In-Kind Exemptions and the ‘Super’ Schedule C

Under normal circumstances, a debtor claiming and exemption is limited by the statutory dollar amount that their jurisdiction imposes on the type of asset they are seeking to protect. For instance, North Carolina law allows a married couple filing a joint case to protect up to $37,000 of equity in their home. A couple who files for chapter 7 protection with home equity that exceeds this amount will stand the risk of having the bankruptcy trustee liquidate the home to satisfy creditors claims. Is it possible to exempt more equity in a home or car than technically allowed by your states exemption regime?

A 2007 decision by the Sixth Circuit seems to indicate that the answer is yes under certain circumstances. In re Anderson, 377 B.R. 865 (BAP 6th Cir. 2007) involved a debtor who held a one half interest in a Cabin. The debtors’ Schedule C listed their interest the Cabin as having a market value of $15,000, and an exemption value of $15,000. The bankruptcy trustee did not object to the debtors’ claimed exemption of their interest in the Cabin within 30 days of the 341 meeting as required by Fed. Rule of Bankruptcy Procedure 4003(b), therefore the claimed exemption stood. One year into the case, the trustee filed an adversary proceeding against the co-owners of the Cabin, seeking authority to sell the property as the market value actually exceeded the amount claimed exempt on Schedule C. The issue in Anderson became whether the Cabin was part of the bankruptcy estate as it had been claimed as exempt with no objection filed by the trustee. Because the debtors’ Schedule C listed $15,000 as both the market value and the exemption value of the Cabin, the bankruptcy court held that the entire Cabin was exempt and was therefore not part of the bankruptcy estate. The trustee had no claim to the Cabin regardless of its actual market value and regardless of the applicable exemption regime. Of course, the trustee appealed. The issue on appeal became whether listing identical market value and exempt value on Schedule C operated to exempt the entire Cabin. The Sixth Circuit BAP summarized the parties’ arguments in Anderson as follows:

‘[T]he Defendants argue, and the bankruptcy court agreed, that when a debtor schedules an exemption with identical market and exemption values, as in this case, the debtor is clearly indicating the intention to exempt the property in full, regardless of its actual value. In contrast, the Trustee contends that the debtor’s mere listing of identical market and exemption values is insufficient to manifest the required intent. According to the Trustee, listing identical values simply indicates that the debtor desires to exempt an interest in property up to the specific dollar amount shown. Therefore, maintains the Trustee, if a debtor wants to exempt a piece of property in its entirety, he or she must list its market value as unknown and its exempted value as 100%, or make some similar notation evidencing such an intent.’

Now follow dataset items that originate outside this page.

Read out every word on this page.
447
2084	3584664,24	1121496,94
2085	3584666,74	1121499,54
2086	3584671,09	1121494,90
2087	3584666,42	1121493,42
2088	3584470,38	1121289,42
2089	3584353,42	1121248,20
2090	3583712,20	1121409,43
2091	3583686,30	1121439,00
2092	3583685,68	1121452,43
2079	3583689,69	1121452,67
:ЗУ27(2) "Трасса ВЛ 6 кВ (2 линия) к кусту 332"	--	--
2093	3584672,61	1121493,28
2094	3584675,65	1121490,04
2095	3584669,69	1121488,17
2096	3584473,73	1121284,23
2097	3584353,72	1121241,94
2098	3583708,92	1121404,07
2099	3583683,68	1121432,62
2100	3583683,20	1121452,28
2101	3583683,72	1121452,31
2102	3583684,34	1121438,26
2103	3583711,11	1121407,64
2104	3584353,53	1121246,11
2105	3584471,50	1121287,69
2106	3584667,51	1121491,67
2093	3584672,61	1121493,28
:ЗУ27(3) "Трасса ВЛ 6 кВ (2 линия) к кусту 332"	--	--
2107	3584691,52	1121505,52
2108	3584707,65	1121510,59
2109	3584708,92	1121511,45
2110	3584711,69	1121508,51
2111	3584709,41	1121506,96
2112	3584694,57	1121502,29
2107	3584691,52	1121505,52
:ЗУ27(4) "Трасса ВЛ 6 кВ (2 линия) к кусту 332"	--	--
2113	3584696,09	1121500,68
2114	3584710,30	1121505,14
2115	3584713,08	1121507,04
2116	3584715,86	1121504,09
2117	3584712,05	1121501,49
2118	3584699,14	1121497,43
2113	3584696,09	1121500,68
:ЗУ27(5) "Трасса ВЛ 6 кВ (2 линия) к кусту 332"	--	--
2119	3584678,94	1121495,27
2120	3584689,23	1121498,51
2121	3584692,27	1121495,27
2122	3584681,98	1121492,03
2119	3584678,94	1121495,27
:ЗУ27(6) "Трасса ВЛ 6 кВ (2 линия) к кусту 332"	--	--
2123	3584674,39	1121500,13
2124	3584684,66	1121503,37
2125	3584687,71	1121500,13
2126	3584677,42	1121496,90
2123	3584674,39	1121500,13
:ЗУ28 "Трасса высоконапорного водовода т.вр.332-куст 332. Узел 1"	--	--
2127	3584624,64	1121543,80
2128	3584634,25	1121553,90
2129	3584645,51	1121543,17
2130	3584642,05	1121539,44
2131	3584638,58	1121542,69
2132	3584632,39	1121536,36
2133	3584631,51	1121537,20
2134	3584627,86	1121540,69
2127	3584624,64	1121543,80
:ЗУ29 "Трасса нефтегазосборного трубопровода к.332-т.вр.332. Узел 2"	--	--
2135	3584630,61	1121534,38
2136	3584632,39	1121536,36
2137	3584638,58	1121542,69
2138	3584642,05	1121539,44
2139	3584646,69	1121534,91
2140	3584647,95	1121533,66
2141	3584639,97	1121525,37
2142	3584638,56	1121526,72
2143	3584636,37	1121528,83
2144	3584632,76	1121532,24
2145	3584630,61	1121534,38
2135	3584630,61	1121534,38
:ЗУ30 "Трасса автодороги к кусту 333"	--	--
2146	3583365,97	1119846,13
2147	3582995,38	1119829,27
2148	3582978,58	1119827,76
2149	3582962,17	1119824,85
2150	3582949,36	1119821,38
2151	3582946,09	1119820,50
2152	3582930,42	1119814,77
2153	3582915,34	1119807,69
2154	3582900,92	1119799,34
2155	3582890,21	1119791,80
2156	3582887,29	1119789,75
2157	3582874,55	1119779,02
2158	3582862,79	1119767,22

The Court in Anderson upholds the use of what is known as an ‘in-kind’ exemption, allowing a debtor to claim an entire asset as exempt without regard to its value. The decision effectively places the burden on the trustee to object to the claimed exemption or forever exclude valuable assets from the estate. Courts that have upheld the use and validity of in-kind exemptions argue that when the market value and exempt value of the property is listed as identical, the debtor is manifesting an intent to exempt the property completely.

The ‘super’ Schedule C puts the trustee on notice of what the debtor intends to do and absent a timely objecttion, that intent should control. As Lisa Gretchko points out in an article for the American Bankruptcy Institute Journal, the Anderson BAP noted that there is a split of authority among the bankruptcy courts. Some bankruptcy courts hold that when a debtor states a valid statutory basis for the exemption and claims a specific dollar amount within the statutory limit for the exemption, then neither the trustee nor any creditor is required to object to the claimed exemption: and the debtor is bound by the amount claimed as exempt, and cannot then claim that the entire asset is somehow exempt. See, e.g., In re Heflin, 215 B.R. 530, 533-534 (Bankr. W.D. Mich. 1997). The lesson for consumer bankruptcy attorneys is clear: the use of an in-kind exemption election can be a legitimate way of protecting your clients property. Under the reasoning set forth in the Anderson decision, there is nothing wrong with placing your trustee on notice that a client is seeking to exempt an entire asset from the estate. The client should be aware that a timely filed objection to exemption elections will likely rain on your parade leaving the asset unprotected and adding risk to the filing. Anderson deals with a situation in which no objection to exemptions was filed.